The Benefits of National Health Insurance

Electing a Democrat president could very well mean that some kind of national health insurance program would be passed.

Perhaps before that happens, we should look at how other nation's national health programs are working out:

Record numbers of Britons are travelling abroad for medical treatment to escape the NHS - with 70,000 patients expected to fly out this year.

And by the end of the decade 200,000 "health tourists" will fly as far as Malaysa and South Africa for major surgery to avoid long waiting lists and the rising threat of superbugs, according to a new report.

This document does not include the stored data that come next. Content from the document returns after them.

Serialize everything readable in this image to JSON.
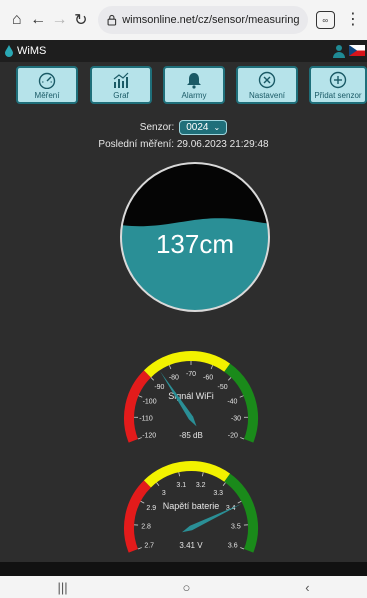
{
  "browser": {
    "url": "wimsonline.net/cz/sensor/measuring",
    "tabs_count": "∞"
  },
  "app": {
    "brand": "WiMS"
  },
  "toolbar": [
    {
      "label": "Měření",
      "icon": "gauge-icon"
    },
    {
      "label": "Graf",
      "icon": "chart-icon"
    },
    {
      "label": "Alarmy",
      "icon": "bell-icon"
    },
    {
      "label": "Nastavení",
      "icon": "settings-icon"
    },
    {
      "label": "Přidat senzor",
      "icon": "add-icon"
    }
  ],
  "sensor": {
    "label": "Senzor:",
    "selected": "0024"
  },
  "last_measurement": {
    "label": "Poslední měření:",
    "value": "29.06.2023 21:29:48"
  },
  "tank": {
    "value_text": "137cm",
    "fill_fraction": 0.6
  },
  "wifi_gauge": {
    "title": "Signál WiFi",
    "value_text": "-85 dB",
    "value": -85,
    "min": -120,
    "max": -20,
    "ticks": [
      "-120",
      "-110",
      "-100",
      "-90",
      "-80",
      "-70",
      "-60",
      "-50",
      "-40",
      "-30",
      "-20"
    ]
  },
  "battery_gauge": {
    "title": "Napětí baterie",
    "value_text": "3.41 V",
    "value": 3.41,
    "min": 2.7,
    "max": 3.6,
    "ticks": [
      "2.7",
      "2.8",
      "2.9",
      "3",
      "3.1",
      "3.2",
      "3.3",
      "3.4",
      "3.5",
      "3.6"
    ]
  },
  "colors": {
    "accent": "#1f6f7a",
    "water": "#2a8f96",
    "gauge_red": "#e31b1b",
    "gauge_yellow": "#f2f200",
    "gauge_green": "#1a8a1a"
  }
}
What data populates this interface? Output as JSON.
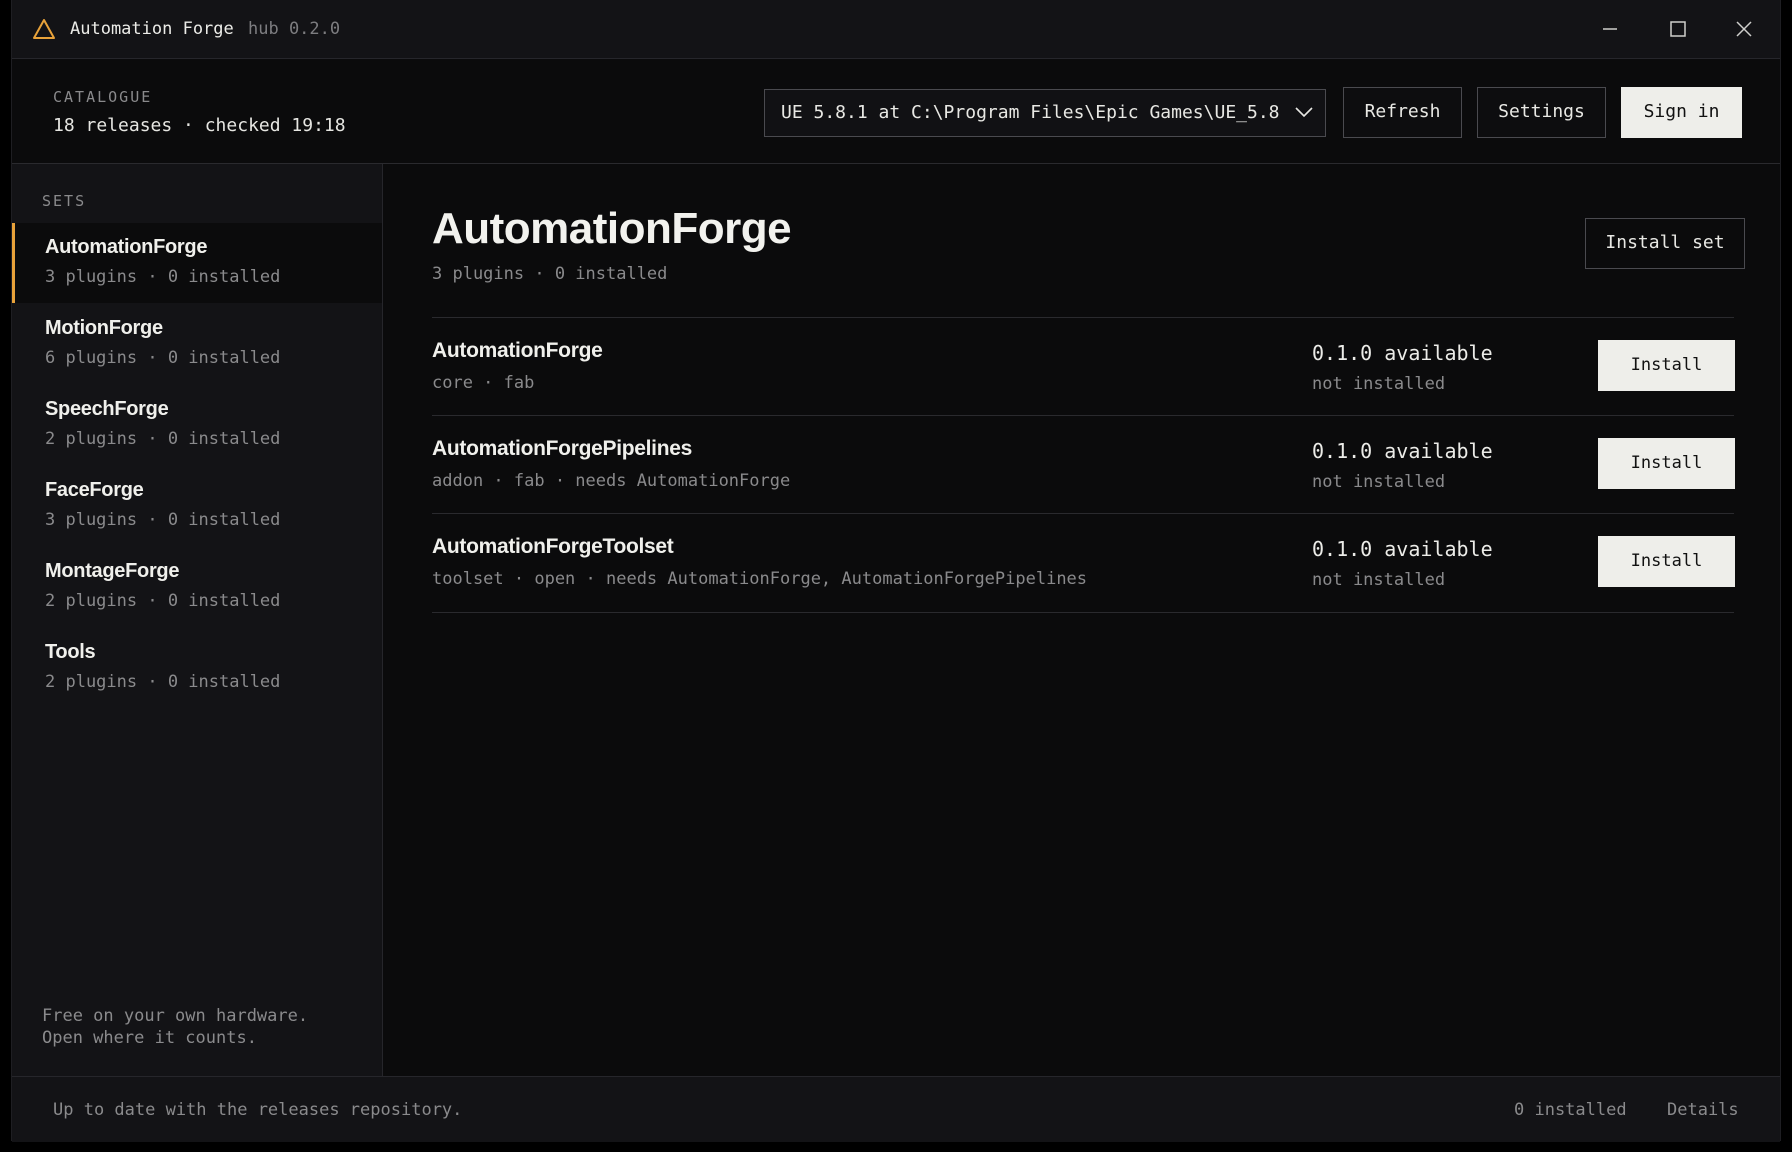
{
  "app": {
    "title": "Automation Forge",
    "version": "hub 0.2.0",
    "accent_color": "#e8a23a"
  },
  "window_controls": {
    "minimize_icon": "minimize-icon",
    "maximize_icon": "maximize-icon",
    "close_icon": "close-icon"
  },
  "header": {
    "catalogue_label": "CATALOGUE",
    "catalogue_status": "18 releases · checked 19:18",
    "engine_select_value": "UE 5.8.1 at C:\\Program Files\\Epic Games\\UE_5.8",
    "refresh_label": "Refresh",
    "settings_label": "Settings",
    "signin_label": "Sign in"
  },
  "sidebar": {
    "sets_label": "SETS",
    "items": [
      {
        "name": "AutomationForge",
        "meta": "3 plugins · 0 installed",
        "active": true
      },
      {
        "name": "MotionForge",
        "meta": "6 plugins · 0 installed"
      },
      {
        "name": "SpeechForge",
        "meta": "2 plugins · 0 installed"
      },
      {
        "name": "FaceForge",
        "meta": "3 plugins · 0 installed"
      },
      {
        "name": "MontageForge",
        "meta": "2 plugins · 0 installed"
      },
      {
        "name": "Tools",
        "meta": "2 plugins · 0 installed"
      }
    ],
    "tagline_line1": "Free on your own hardware.",
    "tagline_line2": "Open where it counts."
  },
  "main": {
    "title": "AutomationForge",
    "subtitle": "3 plugins · 0 installed",
    "install_set_label": "Install set",
    "plugins": [
      {
        "name": "AutomationForge",
        "meta": "core · fab",
        "version": "0.1.0 available",
        "status": "not installed",
        "install_label": "Install"
      },
      {
        "name": "AutomationForgePipelines",
        "meta": "addon · fab · needs AutomationForge",
        "version": "0.1.0 available",
        "status": "not installed",
        "install_label": "Install"
      },
      {
        "name": "AutomationForgeToolset",
        "meta": "toolset · open · needs AutomationForge, AutomationForgePipelines",
        "version": "0.1.0 available",
        "status": "not installed",
        "install_label": "Install"
      }
    ]
  },
  "footer": {
    "message": "Up to date with the releases repository.",
    "installed_count": "0 installed",
    "details_label": "Details"
  }
}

The first survey of Britons opting for treatment overseas shows that fears of hospital infections and frustration of often waiting months for operations are fuelling the increasing trend.

Patients needing major heart surgery, hip operations and cataracts are using the internet to book operations to be carried out thousands of miles away.
There are many things wrong with the health care industry in the United States. But is the way to fix those problems nationalize the health care industry?
New research shows that growing NHS bureaucracy has left nurses with little time to see patients – most spending long periods dealing with paperwork.

Katherine Murphy, of the Patients' Association, said the health tourism figures reflected shrinking public faith in the Government's handling of the NHS. "The confidence that the public has in NHS hospitals has been shattered by the growth of hospital infections and this Government's failure to make a real commitment to tackling it," she told The Sunday Telegraph.

"People are simply frightened of going to NHS hospitals, so I am not surprised the numbers going abroad are increasing so rapidly.
Why should hospitals in a government-run health care program care if their patients die from these new "superbugs" that are hitting hospitals around the world? Since there's no competition, there's no incentive to make their facilities any better than any other hospital in Great Britain. And if the government doesn't mandate change, the hospitals are stuck and patients are forced to play Russian Roulette.

We've seen similar pilgrimages from Canada to the United States. It's called "Health Tourism" and it is sweeping the industrialized (and non-industrialized) world. Just at the point that the rest of the world is coming to America because of our superior treatment times and modern medical facilities, Democrats wish to make the American people just as desperate for decent health care as the rest of the planet.

Fix our health care system, yes. Insure those who want and need insurance, yes. But look around at the failures of other nationalized health care systems before foisting the process on us.